There is no harm in giving each instance a shot at running the best Android community. If all but one sucks, then that one will naturally be the one people stay subscribed to.
why do these 2 communities exist if 90% of their users are exactly the same? this isn't a real scenario, this doesn't happen. everyone congregates to the biggest group.
I'm currently subscribed to gaming/games on lemmy.world, sh.itjust.works and kbin.social.
Each of those seems to be an active community.
If users from one choose to all congregate to one, that's fine. But if all three want to exist, that's great too.
Some people post, some people comment and some people lurk. Yes, 90% of posters across three communities probably doesn't make sense. But commenters? Lurkers? That's probably fine.
yeah, enjoy seeing 3 copies of the same trailers and articles in your feed LOL.
Lol, that's totally fine.
When a new game comes out I want to read the comments from "gaming", all versions of it, and I want to read the comments from "gamedevs" and I want to read the comments from "newgamelovers".
Maybe Lemmy can one day provide a "similar discussions" feature to highlight other communities.
You're using a link agregator. This is the opposite of what they are supposed to do.
I'm using Lemmy, it can do whatever it needs to do.
Also it's not just a link aggregator. It's comments too. "Lemmy is a selfhosted social link aggregation and discussion platform."
Google News is a link aggregator. I have it, I use it sometimes, but it's just links. It's kinda boring but fine.
I'm not here for just the links. I'm here for the community. Each community. As large or as small as they want to be. I want the short answer. I want the long answer. I want the right answer. I want the wrong answer.
There will be no community if defederation and decentralized communities continue to hamper growth and diversity in content.
I understand your defederation concerns. That is really what is going to cause problems. Last I checked behaw.org defederated from lemmy.world, that's a genuine cause for concern. However I'm not worried about that long term.
I think Lemmy as a whole was just chilling and then a Reddit Exodus happened. If you owned an ice cream shop and suddenly school is cancelled you're going to freak out a bit.
I think as things settle we're all going to federate again. If we're all alone then all of your initial concerns are completely valid. That isn't to say that defederation is a bad thing. It makes sense sometimes. Even if different instances have different rules we have to share a general set of guidelines not to be a dick. Where that line is drawn is going to be complicated.
Luckily, most people are pretty cool. The loudest are usually assholes, but people as a whole are generally cool.

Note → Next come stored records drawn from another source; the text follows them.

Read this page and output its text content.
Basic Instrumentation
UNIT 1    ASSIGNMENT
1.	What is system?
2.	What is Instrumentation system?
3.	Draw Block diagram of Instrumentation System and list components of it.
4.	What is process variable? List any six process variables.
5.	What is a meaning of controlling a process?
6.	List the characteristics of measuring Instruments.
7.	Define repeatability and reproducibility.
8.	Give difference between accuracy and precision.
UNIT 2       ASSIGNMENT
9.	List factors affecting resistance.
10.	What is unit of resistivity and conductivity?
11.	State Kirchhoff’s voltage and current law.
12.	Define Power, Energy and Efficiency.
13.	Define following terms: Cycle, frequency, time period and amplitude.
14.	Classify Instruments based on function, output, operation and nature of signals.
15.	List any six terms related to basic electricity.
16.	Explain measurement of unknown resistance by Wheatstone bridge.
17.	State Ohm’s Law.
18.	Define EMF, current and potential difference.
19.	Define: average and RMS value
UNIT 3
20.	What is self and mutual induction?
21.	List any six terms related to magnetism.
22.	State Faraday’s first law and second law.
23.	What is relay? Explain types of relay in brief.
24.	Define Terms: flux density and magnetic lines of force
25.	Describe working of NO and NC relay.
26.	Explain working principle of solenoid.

Decentralized however, that's ok. That's the crux of my argument. A hundred isolated communities isn't going to work (at the current scale) but a few here and there is going to be fine. Shit Reddit did this all the time. Going back to I think one of my first posts I outlined how one community grew from a dissatisfaction from the existing community. The only real difference is that instead of changing from "gaming" to "games" they now change from "[email protected]" to "[email protected]". It's a couple extra characters, it's not a big deal.